Le jugement est également confirmé sur ce point.
Sur les intérêts :
Les intérêts au taux légal, avec capitalisation dans les conditions de l'article 1343-2 du Code civil, sont dus à compter du jugement de première instance, s'agissant de la condamnation au paiement de sommes indemnitaires confirmées par le présent arrêt.
Sur le remboursement des allocations chômage :
Dans les cas prévus aux articles L. 1132-4, L. 1134-4, L. 1144-3, L. 1152-3, L. 1153-4, L. 1235-3 et L. 1235-11, le juge ordonne le remboursement par l'employeur fautif aux organismes intéressés de tout ou partie des indemnités de chômage versées au salarié licencié, du jour de son licenciement au jour du jugement prononcé, dans la limite de six mois d'indemnités de chômage par salarié intéressé.

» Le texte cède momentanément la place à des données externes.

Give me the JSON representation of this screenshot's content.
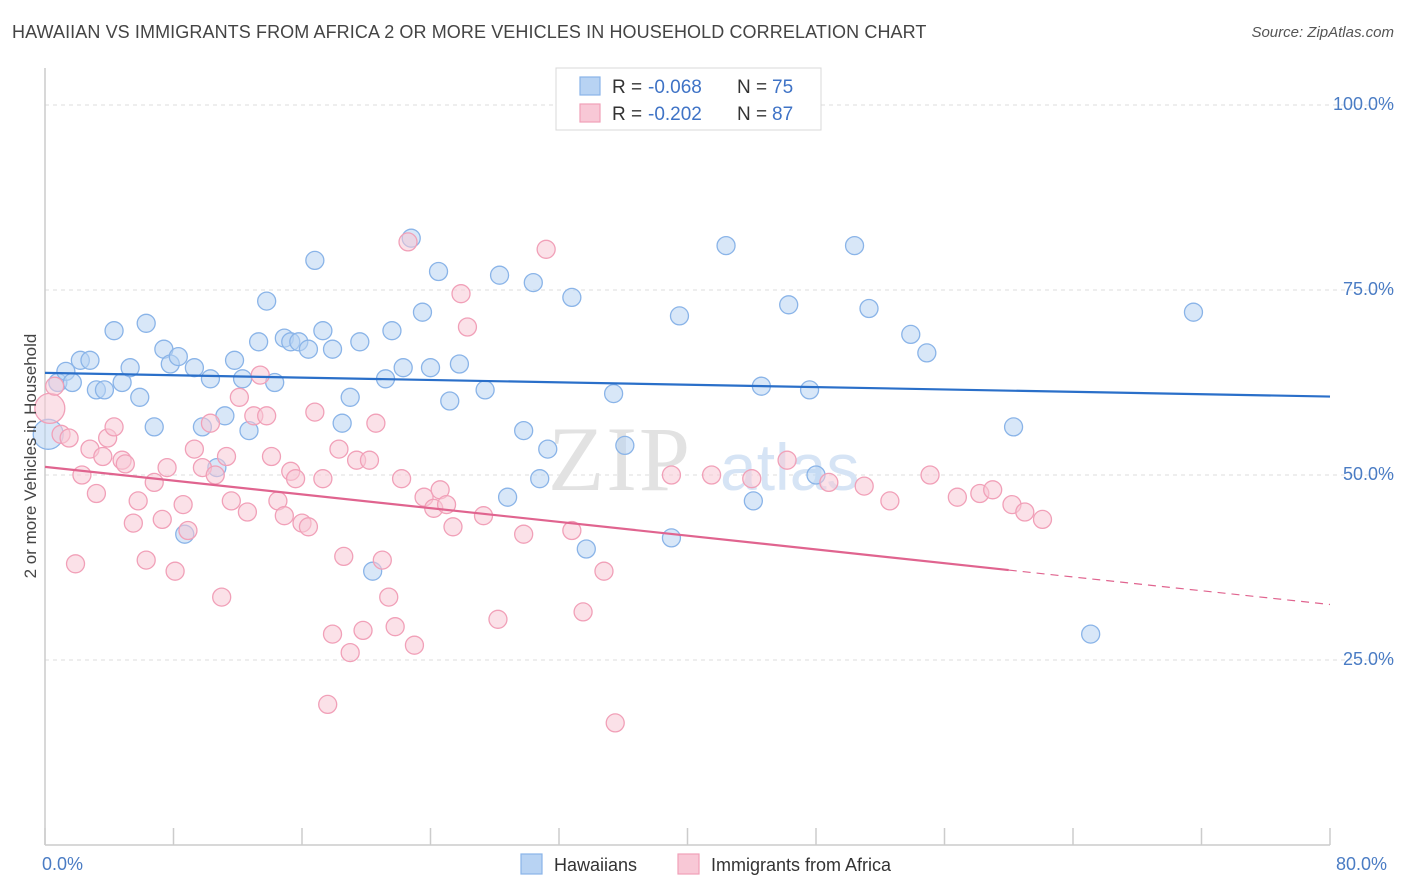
{
  "title": "HAWAIIAN VS IMMIGRANTS FROM AFRICA 2 OR MORE VEHICLES IN HOUSEHOLD CORRELATION CHART",
  "source": "Source: ZipAtlas.com",
  "watermark": {
    "zip": "ZIP",
    "atlas": "atlas"
  },
  "chart_data": {
    "type": "scatter",
    "title": "HAWAIIAN VS IMMIGRANTS FROM AFRICA 2 OR MORE VEHICLES IN HOUSEHOLD CORRELATION CHART",
    "xlabel": "",
    "ylabel": "2 or more Vehicles in Household",
    "xlim": [
      0,
      80
    ],
    "ylim": [
      0,
      105
    ],
    "x_tick_labels": [
      "0.0%",
      "80.0%"
    ],
    "y_ticks": [
      25,
      50,
      75,
      100
    ],
    "y_tick_labels": [
      "25.0%",
      "50.0%",
      "75.0%",
      "100.0%"
    ],
    "legend": {
      "r_label": "R = ",
      "n_label": "N = ",
      "entries": [
        {
          "r": "-0.068",
          "n": "75"
        },
        {
          "r": "-0.202",
          "n": "87"
        }
      ]
    },
    "series": [
      {
        "name": "Hawaiians",
        "color": "#8ab4e8",
        "fill": "#b8d3f3",
        "line_color": "#2a6fc9",
        "trend": {
          "x": [
            0,
            80
          ],
          "y": [
            63.8,
            60.6
          ],
          "solid_until": 80
        },
        "points": [
          [
            0.2,
            55.5
          ],
          [
            0.8,
            62.5
          ],
          [
            1.3,
            64
          ],
          [
            1.7,
            62.5
          ],
          [
            2.2,
            65.5
          ],
          [
            2.8,
            65.5
          ],
          [
            3.2,
            61.5
          ],
          [
            3.7,
            61.5
          ],
          [
            4.3,
            69.5
          ],
          [
            4.8,
            62.5
          ],
          [
            5.3,
            64.5
          ],
          [
            5.9,
            60.5
          ],
          [
            6.3,
            70.5
          ],
          [
            6.8,
            56.5
          ],
          [
            7.4,
            67
          ],
          [
            7.8,
            65
          ],
          [
            8.3,
            66
          ],
          [
            8.7,
            42
          ],
          [
            9.3,
            64.5
          ],
          [
            9.8,
            56.5
          ],
          [
            10.3,
            63
          ],
          [
            10.7,
            51
          ],
          [
            11.2,
            58
          ],
          [
            11.8,
            65.5
          ],
          [
            12.3,
            63
          ],
          [
            12.7,
            56
          ],
          [
            13.3,
            68
          ],
          [
            13.8,
            73.5
          ],
          [
            14.3,
            62.5
          ],
          [
            14.9,
            68.5
          ],
          [
            15.3,
            68
          ],
          [
            15.8,
            68
          ],
          [
            16.4,
            67
          ],
          [
            16.8,
            79
          ],
          [
            17.3,
            69.5
          ],
          [
            17.9,
            67
          ],
          [
            18.5,
            57
          ],
          [
            19.0,
            60.5
          ],
          [
            19.6,
            68
          ],
          [
            20.4,
            37
          ],
          [
            21.2,
            63
          ],
          [
            21.6,
            69.5
          ],
          [
            22.3,
            64.5
          ],
          [
            22.8,
            82
          ],
          [
            23.5,
            72
          ],
          [
            24.0,
            64.5
          ],
          [
            24.5,
            77.5
          ],
          [
            25.2,
            60
          ],
          [
            25.8,
            65
          ],
          [
            27.4,
            61.5
          ],
          [
            28.3,
            77
          ],
          [
            28.8,
            47
          ],
          [
            29.8,
            56
          ],
          [
            30.4,
            76
          ],
          [
            30.8,
            49.5
          ],
          [
            31.3,
            53.5
          ],
          [
            32.8,
            74
          ],
          [
            33.7,
            40
          ],
          [
            35.4,
            61
          ],
          [
            36.1,
            54
          ],
          [
            39.0,
            41.5
          ],
          [
            39.5,
            71.5
          ],
          [
            42.4,
            81
          ],
          [
            44.1,
            46.5
          ],
          [
            44.6,
            62
          ],
          [
            46.3,
            73
          ],
          [
            47.6,
            61.5
          ],
          [
            48.0,
            50
          ],
          [
            50.4,
            81
          ],
          [
            51.3,
            72.5
          ],
          [
            53.9,
            69
          ],
          [
            54.9,
            66.5
          ],
          [
            60.3,
            56.5
          ],
          [
            65.1,
            28.5
          ],
          [
            71.5,
            72
          ]
        ]
      },
      {
        "name": "Immigrants from Africa",
        "color": "#f1a0b8",
        "fill": "#f8c8d6",
        "line_color": "#e0648f",
        "trend": {
          "x": [
            0,
            80
          ],
          "y": [
            51.1,
            32.5
          ],
          "solid_until": 60
        },
        "points": [
          [
            0.3,
            59
          ],
          [
            0.6,
            62
          ],
          [
            1.0,
            55.5
          ],
          [
            1.5,
            55
          ],
          [
            1.9,
            38
          ],
          [
            2.3,
            50
          ],
          [
            2.8,
            53.5
          ],
          [
            3.2,
            47.5
          ],
          [
            3.6,
            52.5
          ],
          [
            3.9,
            55
          ],
          [
            4.3,
            56.5
          ],
          [
            4.8,
            52
          ],
          [
            5.0,
            51.5
          ],
          [
            5.5,
            43.5
          ],
          [
            5.8,
            46.5
          ],
          [
            6.3,
            38.5
          ],
          [
            6.8,
            49
          ],
          [
            7.3,
            44
          ],
          [
            7.6,
            51
          ],
          [
            8.1,
            37
          ],
          [
            8.6,
            46
          ],
          [
            8.9,
            42.5
          ],
          [
            9.3,
            53.5
          ],
          [
            9.8,
            51
          ],
          [
            10.3,
            57
          ],
          [
            10.6,
            50
          ],
          [
            11.0,
            33.5
          ],
          [
            11.3,
            52.5
          ],
          [
            11.6,
            46.5
          ],
          [
            12.1,
            60.5
          ],
          [
            12.6,
            45
          ],
          [
            13.0,
            58
          ],
          [
            13.4,
            63.5
          ],
          [
            13.8,
            58
          ],
          [
            14.1,
            52.5
          ],
          [
            14.5,
            46.5
          ],
          [
            14.9,
            44.5
          ],
          [
            15.3,
            50.5
          ],
          [
            15.6,
            49.5
          ],
          [
            16.0,
            43.5
          ],
          [
            16.4,
            43
          ],
          [
            16.8,
            58.5
          ],
          [
            17.3,
            49.5
          ],
          [
            17.6,
            19
          ],
          [
            17.9,
            28.5
          ],
          [
            18.3,
            53.5
          ],
          [
            18.6,
            39
          ],
          [
            19.0,
            26
          ],
          [
            19.4,
            52
          ],
          [
            19.8,
            29
          ],
          [
            20.2,
            52
          ],
          [
            20.6,
            57
          ],
          [
            21.0,
            38.5
          ],
          [
            21.4,
            33.5
          ],
          [
            21.8,
            29.5
          ],
          [
            22.2,
            49.5
          ],
          [
            22.6,
            81.5
          ],
          [
            23.0,
            27
          ],
          [
            23.6,
            47
          ],
          [
            24.2,
            45.5
          ],
          [
            24.6,
            48
          ],
          [
            25.0,
            46
          ],
          [
            25.4,
            43
          ],
          [
            25.9,
            74.5
          ],
          [
            26.3,
            70
          ],
          [
            27.3,
            44.5
          ],
          [
            28.2,
            30.5
          ],
          [
            29.8,
            42
          ],
          [
            31.2,
            80.5
          ],
          [
            32.8,
            42.5
          ],
          [
            33.5,
            31.5
          ],
          [
            34.8,
            37
          ],
          [
            35.5,
            16.5
          ],
          [
            39.0,
            50
          ],
          [
            41.5,
            50
          ],
          [
            44.0,
            49.5
          ],
          [
            46.2,
            52
          ],
          [
            48.8,
            49
          ],
          [
            51.0,
            48.5
          ],
          [
            52.6,
            46.5
          ],
          [
            55.1,
            50
          ],
          [
            56.8,
            47
          ],
          [
            58.2,
            47.5
          ],
          [
            59.0,
            48
          ],
          [
            60.2,
            46
          ],
          [
            61.0,
            45
          ],
          [
            62.1,
            44
          ]
        ]
      }
    ]
  },
  "bottom_legend": [
    "Hawaiians",
    "Immigrants from Africa"
  ]
}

Ce remboursement est ordonné d'office lorsque les organismes intéressés ne sont pas intervenus à l'instance ou n'ont pas fait connaître le montant des indemnités versées, selon l'article L1235-4 du code du travail dans sa version applicable au litige.

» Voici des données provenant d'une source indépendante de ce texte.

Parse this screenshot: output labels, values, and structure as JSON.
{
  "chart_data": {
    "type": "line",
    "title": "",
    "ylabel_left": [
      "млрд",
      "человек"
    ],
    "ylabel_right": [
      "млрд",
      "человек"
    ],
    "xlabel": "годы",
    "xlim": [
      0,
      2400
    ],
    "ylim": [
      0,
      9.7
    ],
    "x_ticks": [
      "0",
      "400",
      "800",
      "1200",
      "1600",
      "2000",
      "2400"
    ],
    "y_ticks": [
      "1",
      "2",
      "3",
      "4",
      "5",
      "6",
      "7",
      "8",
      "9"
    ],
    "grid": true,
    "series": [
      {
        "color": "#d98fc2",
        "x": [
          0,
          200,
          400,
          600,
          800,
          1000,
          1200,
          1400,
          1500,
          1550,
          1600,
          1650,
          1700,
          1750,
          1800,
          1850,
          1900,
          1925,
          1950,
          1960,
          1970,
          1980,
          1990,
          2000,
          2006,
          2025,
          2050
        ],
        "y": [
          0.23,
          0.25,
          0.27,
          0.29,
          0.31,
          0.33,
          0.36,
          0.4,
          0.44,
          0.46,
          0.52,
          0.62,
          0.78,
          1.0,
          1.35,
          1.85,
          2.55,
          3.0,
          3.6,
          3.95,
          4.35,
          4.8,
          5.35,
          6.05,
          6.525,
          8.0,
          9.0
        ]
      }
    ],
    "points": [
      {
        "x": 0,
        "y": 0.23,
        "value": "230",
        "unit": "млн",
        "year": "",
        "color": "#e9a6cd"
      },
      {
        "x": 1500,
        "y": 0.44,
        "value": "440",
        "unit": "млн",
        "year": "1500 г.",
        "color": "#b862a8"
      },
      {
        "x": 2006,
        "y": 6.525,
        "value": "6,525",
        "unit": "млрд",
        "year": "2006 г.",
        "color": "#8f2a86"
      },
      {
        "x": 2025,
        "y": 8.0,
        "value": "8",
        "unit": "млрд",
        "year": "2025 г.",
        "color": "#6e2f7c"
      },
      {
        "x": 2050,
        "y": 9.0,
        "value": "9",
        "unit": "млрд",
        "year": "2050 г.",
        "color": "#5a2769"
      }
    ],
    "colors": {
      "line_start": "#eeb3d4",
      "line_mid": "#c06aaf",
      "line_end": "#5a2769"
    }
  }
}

L'article L 1235-11 du code du travail ayant reçu application en l'espèce, il convient d'ordonner à la société Du Pareil Au Même le remboursement à l'organisme Pôle Emploi concerné des indemnités chômage versées à Mme [F] dans la limite de trois mois.
Sur la publication de l'arrêt :
Mme [F] demande que soit ordonné l'affichage du présent arrêt pendant un mois sur les panneaux réservés aux communications de la direction de la société Du Pareil Au Même et ce, sous astreinte de 200 euros par jour de retard.
Mme [F] ne justifiant pas du fondement de sa demande, ni du caractère opportun d'une telle mesure, il y a lieu de confirmer le jugement de débouté sur ce point
Sur les frais irrépétibles et les dépens :
Le jugement est confirmé en ses dipositions sur les dépens et les frais irrépétibles.
La société Du Pareil Au Même, qui succombe à hauteur d'appel, est en application de l'article 696 du code de procédure civile condamnée aux dépens de la procédure d'appel, et déboutée de sa demande de frais irrépétibles.
L'équité commande de la condamner à payer à Mme [F] une somme de 3 000 euros au titre de l'article 700 du code de procédure civile.
PAR CES MOTIFS
La Cour, après en avoir délibéré, statuant publiquement, par arrêt contradictoire prononcé par mise à disposition au greffe, les parties en ayant été avisées dans les conditions prévues à l'article 450 alinéa 2 du code de procédure civile,
CONFIRME le jugement déféré en toutes ses dispositions,
Y ajoutant,
DIT que les sommes confirmées en cause d'appel sont assorties des intérêts au taux légal, avec capitalisation dans les conditions de l'article 1343-2 du Code civil, à compter du jugement de première instance,
ORDONNE à la société Du Pareil Au Même de rembourser à Pôle Emploi les indemnités versées au titre de l'assurance chômage à Mmadame [F] dans la limite de trois mois d'indemnités,
ORDONNE l'envoi par le greffe d'une copie certifiée conforme du présent arrêt, par lettre simple, à la Direction Générale de Pôle Emploi,
REJETTE les autres demandes,
CONDAMNE la société Du Pareil Au Même à payer à Mme [L] [F] la somme de 3 000 euros sur le fondement de l'article 700 du code de procédure civile,
CONDAMNE la société Du Pareil Au Même aux dépens d'appel.